The two companies are teaming up to support Otter’s expansion into the Japanese market, where DOCOMO will be integrating Otter with its own AI-based translation service subsidiary, Mirai Translation.

4. Samasource CEO Leila Janah passes away at 37

Janah, a serial entrepreneur who was the CEO and founder of machine learning training data company Samasource, passed away at the age of 37 due to complications from epithelioid sarcoma, a form of cancer, according to a statement from the company. She focused her career on social and ethical entrepreneurship with the goal of ending global poverty.

5. As the venture market tightens, a debt lender sees big opportunities

David Spreng spent more than 20 years in venture capital before dipping his toe into the world of revenue-based financing and realizing there was a growing appetite for alternatives to venture capital. (Extra Crunch membership required.)
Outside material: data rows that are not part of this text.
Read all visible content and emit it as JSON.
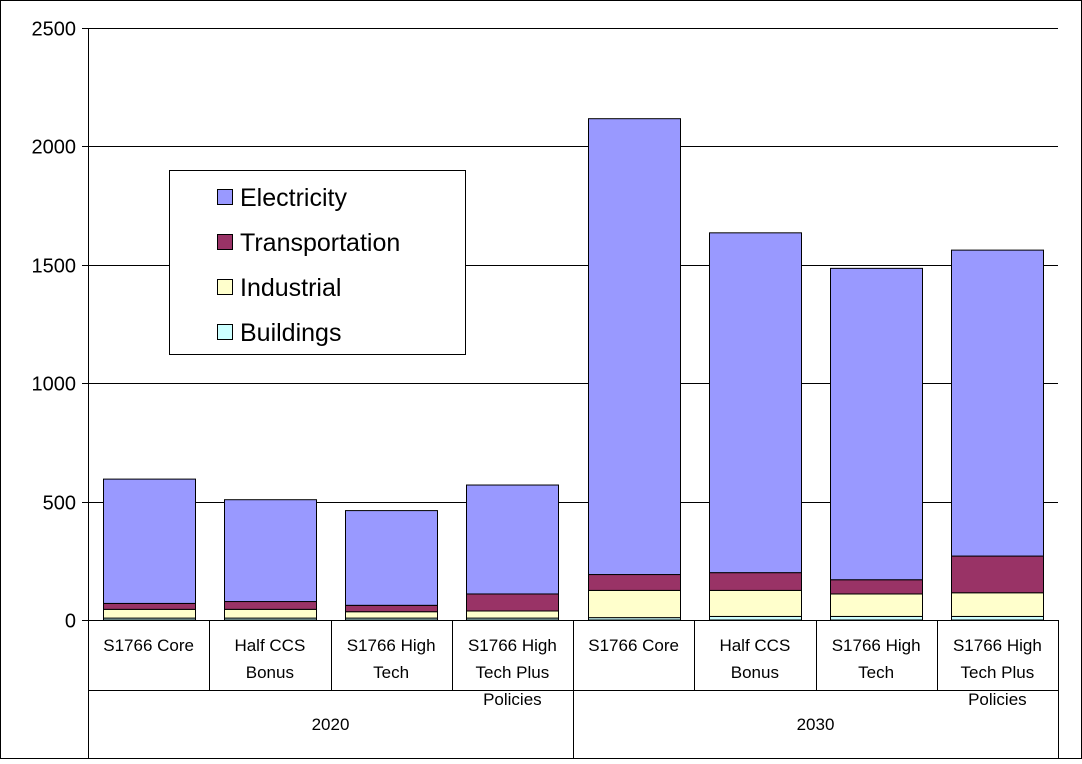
{
  "chart_data": {
    "type": "bar",
    "stacked": true,
    "title": "",
    "xlabel": "",
    "ylabel": "",
    "ylim": [
      0,
      2500
    ],
    "yticks": [
      "0",
      "500",
      "1000",
      "1500",
      "2000",
      "2500"
    ],
    "grid": true,
    "legend_position": "upper-left",
    "categories": [
      "S1766 Core",
      "Half CCS Bonus",
      "S1766 High Tech",
      "S1766 High Tech Plus Policies",
      "S1766 Core",
      "Half CCS Bonus",
      "S1766 High Tech",
      "S1766 High Tech Plus Policies"
    ],
    "category_label_lines": [
      [
        "S1766 Core"
      ],
      [
        "Half CCS",
        "Bonus"
      ],
      [
        "S1766 High",
        "Tech"
      ],
      [
        "S1766 High",
        "Tech Plus",
        "Policies"
      ],
      [
        "S1766 Core"
      ],
      [
        "Half CCS",
        "Bonus"
      ],
      [
        "S1766 High",
        "Tech"
      ],
      [
        "S1766 High",
        "Tech Plus",
        "Policies"
      ]
    ],
    "groups": [
      {
        "label": "2020",
        "start": 0,
        "end": 3
      },
      {
        "label": "2030",
        "start": 4,
        "end": 7
      }
    ],
    "series": [
      {
        "name": "Buildings",
        "color": "#ccffff",
        "values": [
          8,
          8,
          8,
          8,
          10,
          15,
          15,
          15
        ]
      },
      {
        "name": "Industrial",
        "color": "#ffffcc",
        "values": [
          37,
          37,
          27,
          30,
          115,
          110,
          95,
          100
        ]
      },
      {
        "name": "Transportation",
        "color": "#993366",
        "values": [
          25,
          33,
          27,
          72,
          67,
          75,
          60,
          155
        ]
      },
      {
        "name": "Electricity",
        "color": "#9999ff",
        "values": [
          525,
          430,
          400,
          460,
          1925,
          1435,
          1315,
          1292
        ]
      }
    ],
    "legend_order": [
      "Electricity",
      "Transportation",
      "Industrial",
      "Buildings"
    ]
  }
}
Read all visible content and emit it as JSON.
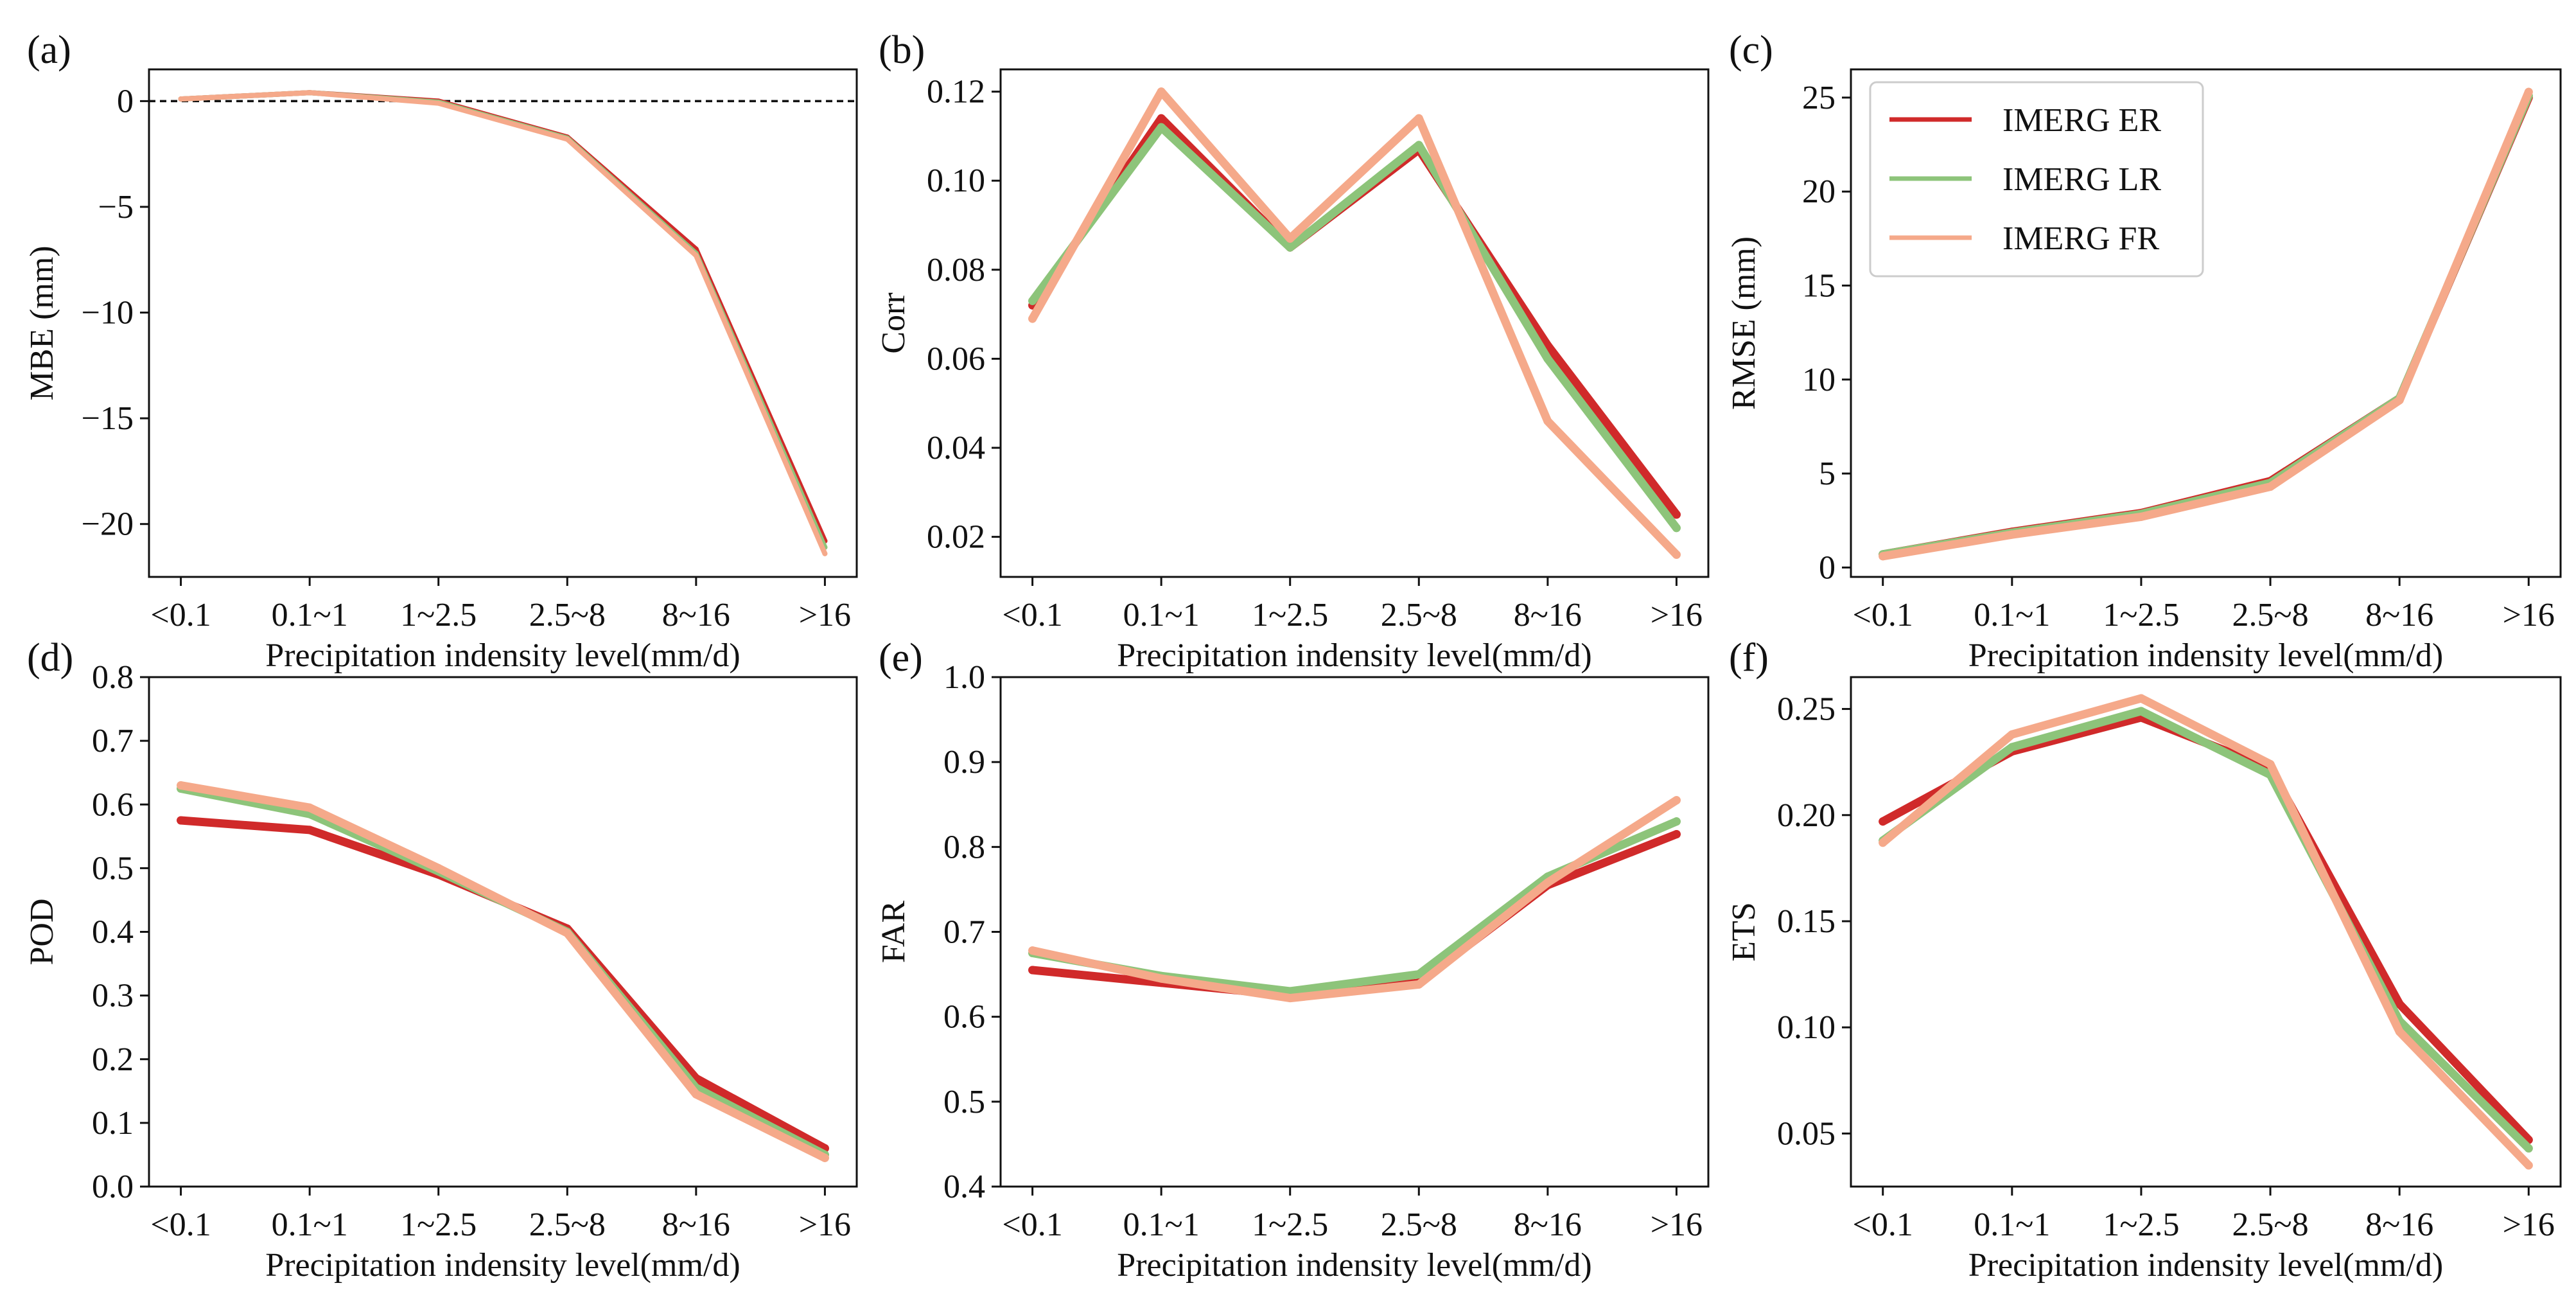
{
  "categories": [
    "<0.1",
    "0.1~1",
    "1~2.5",
    "2.5~8",
    "8~16",
    ">16"
  ],
  "xlabel": "Precipitation indensity level(mm/d)",
  "legend": {
    "location": "upper-left of panel (c)",
    "entries": [
      "IMERG ER",
      "IMERG LR",
      "IMERG FR"
    ]
  },
  "colors": {
    "er": "#d02a2a",
    "lr": "#8dc47a",
    "fr": "#f5a98a",
    "axis": "#111111"
  },
  "chart_data": [
    {
      "type": "line",
      "panel": "(a)",
      "ylabel": "MBE (mm)",
      "ylim": [
        -22.5,
        1.5
      ],
      "yticks": [
        0,
        -5,
        -10,
        -15,
        -20
      ],
      "ytick_labels": [
        "0",
        "−5",
        "−10",
        "−15",
        "−20"
      ],
      "reference_line": 0,
      "series": [
        {
          "name": "IMERG ER",
          "values": [
            0.1,
            0.4,
            0.0,
            -1.7,
            -7.0,
            -20.8
          ]
        },
        {
          "name": "IMERG LR",
          "values": [
            0.1,
            0.4,
            -0.05,
            -1.75,
            -7.2,
            -21.1
          ]
        },
        {
          "name": "IMERG FR",
          "values": [
            0.1,
            0.4,
            -0.1,
            -1.8,
            -7.3,
            -21.4
          ]
        }
      ]
    },
    {
      "type": "line",
      "panel": "(b)",
      "ylabel": "Corr",
      "ylim": [
        0.011,
        0.125
      ],
      "yticks": [
        0.02,
        0.04,
        0.06,
        0.08,
        0.1,
        0.12
      ],
      "ytick_labels": [
        "0.02",
        "0.04",
        "0.06",
        "0.08",
        "0.10",
        "0.12"
      ],
      "series": [
        {
          "name": "IMERG ER",
          "values": [
            0.072,
            0.114,
            0.085,
            0.107,
            0.063,
            0.025
          ]
        },
        {
          "name": "IMERG LR",
          "values": [
            0.073,
            0.112,
            0.085,
            0.108,
            0.06,
            0.022
          ]
        },
        {
          "name": "IMERG FR",
          "values": [
            0.069,
            0.12,
            0.087,
            0.114,
            0.046,
            0.016
          ]
        }
      ]
    },
    {
      "type": "line",
      "panel": "(c)",
      "ylabel": "RMSE (mm)",
      "ylim": [
        -0.5,
        26.5
      ],
      "yticks": [
        0,
        5,
        10,
        15,
        20,
        25
      ],
      "ytick_labels": [
        "0",
        "5",
        "10",
        "15",
        "20",
        "25"
      ],
      "series": [
        {
          "name": "IMERG ER",
          "values": [
            0.7,
            1.9,
            2.9,
            4.6,
            9.0,
            25.0
          ]
        },
        {
          "name": "IMERG LR",
          "values": [
            0.7,
            1.85,
            2.85,
            4.5,
            9.0,
            25.1
          ]
        },
        {
          "name": "IMERG FR",
          "values": [
            0.6,
            1.75,
            2.7,
            4.3,
            8.9,
            25.3
          ]
        }
      ]
    },
    {
      "type": "line",
      "panel": "(d)",
      "ylabel": "POD",
      "ylim": [
        0.0,
        0.8
      ],
      "yticks": [
        0.0,
        0.1,
        0.2,
        0.3,
        0.4,
        0.5,
        0.6,
        0.7,
        0.8
      ],
      "ytick_labels": [
        "0.0",
        "0.1",
        "0.2",
        "0.3",
        "0.4",
        "0.5",
        "0.6",
        "0.7",
        "0.8"
      ],
      "series": [
        {
          "name": "IMERG ER",
          "values": [
            0.575,
            0.56,
            0.49,
            0.405,
            0.17,
            0.06
          ]
        },
        {
          "name": "IMERG LR",
          "values": [
            0.625,
            0.585,
            0.495,
            0.4,
            0.155,
            0.05
          ]
        },
        {
          "name": "IMERG FR",
          "values": [
            0.63,
            0.595,
            0.5,
            0.398,
            0.145,
            0.045
          ]
        }
      ]
    },
    {
      "type": "line",
      "panel": "(e)",
      "ylabel": "FAR",
      "ylim": [
        0.4,
        1.0
      ],
      "yticks": [
        0.4,
        0.5,
        0.6,
        0.7,
        0.8,
        0.9,
        1.0
      ],
      "ytick_labels": [
        "0.4",
        "0.5",
        "0.6",
        "0.7",
        "0.8",
        "0.9",
        "1.0"
      ],
      "series": [
        {
          "name": "IMERG ER",
          "values": [
            0.655,
            0.64,
            0.625,
            0.64,
            0.755,
            0.815
          ]
        },
        {
          "name": "IMERG LR",
          "values": [
            0.675,
            0.648,
            0.63,
            0.65,
            0.765,
            0.83
          ]
        },
        {
          "name": "IMERG FR",
          "values": [
            0.678,
            0.645,
            0.622,
            0.638,
            0.758,
            0.855
          ]
        }
      ]
    },
    {
      "type": "line",
      "panel": "(f)",
      "ylabel": "ETS",
      "ylim": [
        0.025,
        0.265
      ],
      "yticks": [
        0.05,
        0.1,
        0.15,
        0.2,
        0.25
      ],
      "ytick_labels": [
        "0.05",
        "0.10",
        "0.15",
        "0.20",
        "0.25"
      ],
      "series": [
        {
          "name": "IMERG ER",
          "values": [
            0.197,
            0.23,
            0.246,
            0.222,
            0.111,
            0.047
          ]
        },
        {
          "name": "IMERG LR",
          "values": [
            0.188,
            0.232,
            0.249,
            0.219,
            0.103,
            0.043
          ]
        },
        {
          "name": "IMERG FR",
          "values": [
            0.187,
            0.238,
            0.255,
            0.224,
            0.098,
            0.035
          ]
        }
      ]
    }
  ]
}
6. Clayton Christensen, author of ‘The Innovator’s Dilemma,’ has passed away at age 67

Christensen’s most famous book put forth a theory about why people buy products that are often cheaper and easier to use than their more sophisticated and more expensive predecessors, a theory resonated widely as one incumbent after another — Xerox, U.S. Steel, Digital Equipment Corp. — stumbled while other companies began rising in their dust: Think Amazon, Google and Apple.

7. This week’s TechCrunch podcasts

The Equity team looks at a big funding round for email collaboration startup Front, while the shorter Monday episode discusses coronavirus-spurred equity selloffs in Asia and Europe. And on Original Content, we review “Little America,” which has been described as the best show on Apple TV+.